Closed itsnamgyu closed 6 months ago
Thanks. @oskarvanderwal would it be possible to share the pre-training loss curves of smaler Pythia models?
Hi @itsnamgyu, we are actually collecting all the loss curves for the smaller Pythia models (14m, 31m, 70m, 160m, 410m) for different seeds, and we'll share them on the Pythia github once finished. Note: these are for the non-deduped training corpus.
In the mean time, you can find some of these curves here (not the original ones from the paper): https://wandb.ai/eleutherai/pythia-extra-seeds/reports/Some-loss-curves-for-smaller-Pythia-models--Vmlldzo2NTkxNDIw
Be aware that if we had to stop and continue the training of a particular model (e.g., because of run priority), WandB logs these as separate runs!

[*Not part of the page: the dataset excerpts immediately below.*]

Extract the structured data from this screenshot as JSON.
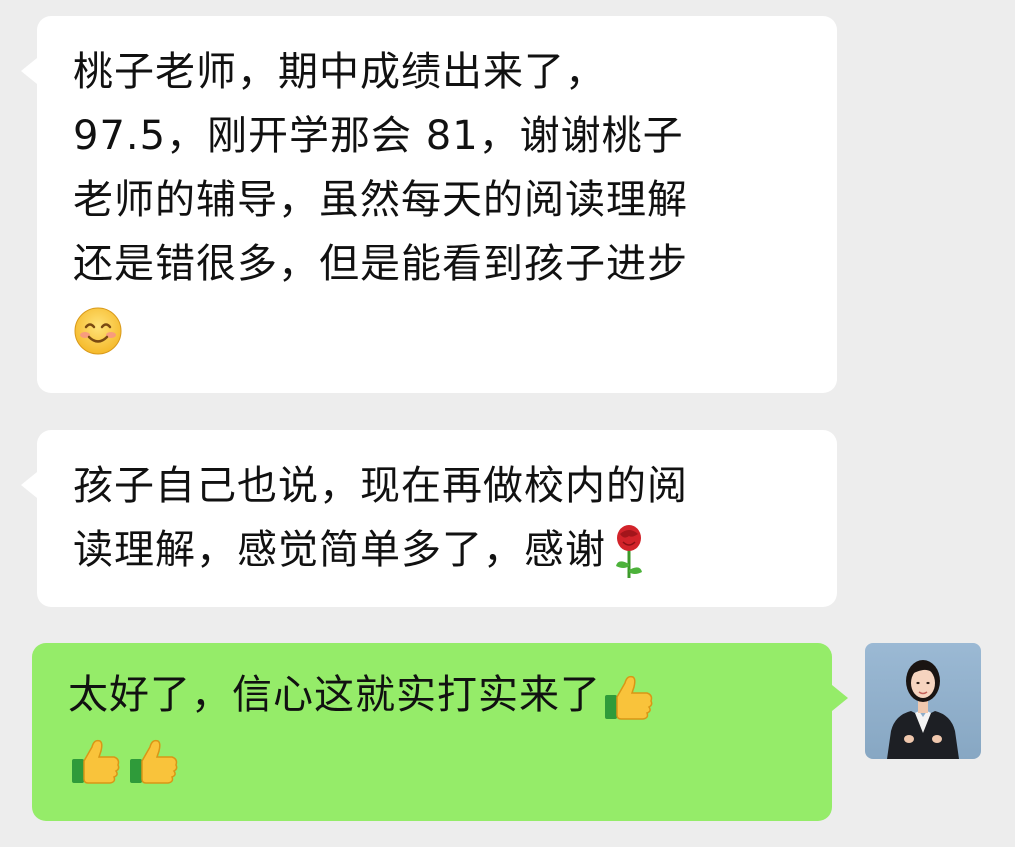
{
  "messages": [
    {
      "direction": "incoming",
      "lines": [
        "桃子老师，期中成绩出来了，",
        "97.5，刚开学那会 81，谢谢桃子",
        "老师的辅导，虽然每天的阅读理解",
        "还是错很多，但是能看到孩子进步"
      ],
      "trailing_emoji": "smiling-face-icon"
    },
    {
      "direction": "incoming",
      "lines": [
        "孩子自己也说，现在再做校内的阅",
        "读理解，感觉简单多了，感谢"
      ],
      "trailing_emoji": "rose-icon"
    },
    {
      "direction": "outgoing",
      "lines": [
        "太好了，信心这就实打实来了"
      ],
      "trailing_emoji": "thumbs-up-icon",
      "extra_emojis": [
        "thumbs-up-icon",
        "thumbs-up-icon"
      ]
    }
  ],
  "colors": {
    "background": "#ededed",
    "incoming_bubble": "#ffffff",
    "outgoing_bubble": "#95ec69",
    "text": "#111111"
  },
  "avatar": {
    "description_icon": "user-avatar-photo"
  }
}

The original loss curves are in this WandB project: https://wandb.ai/eleutherai/pythia But these logs are much harder to navigate. Again, we are collecting these for the smaller models as well and will share these in a CSV file on this github repo.
Thanks! This will be a huge help.
We are working on collecting them. We didn't have WandB configured in a way that makes than easy unfortunately, and are struggling to clean it up after the fact.
If you're okay with only having the ones for small models, @oskarvanderwal is retraining some of them with different random seeds and (I think) has better logging set up.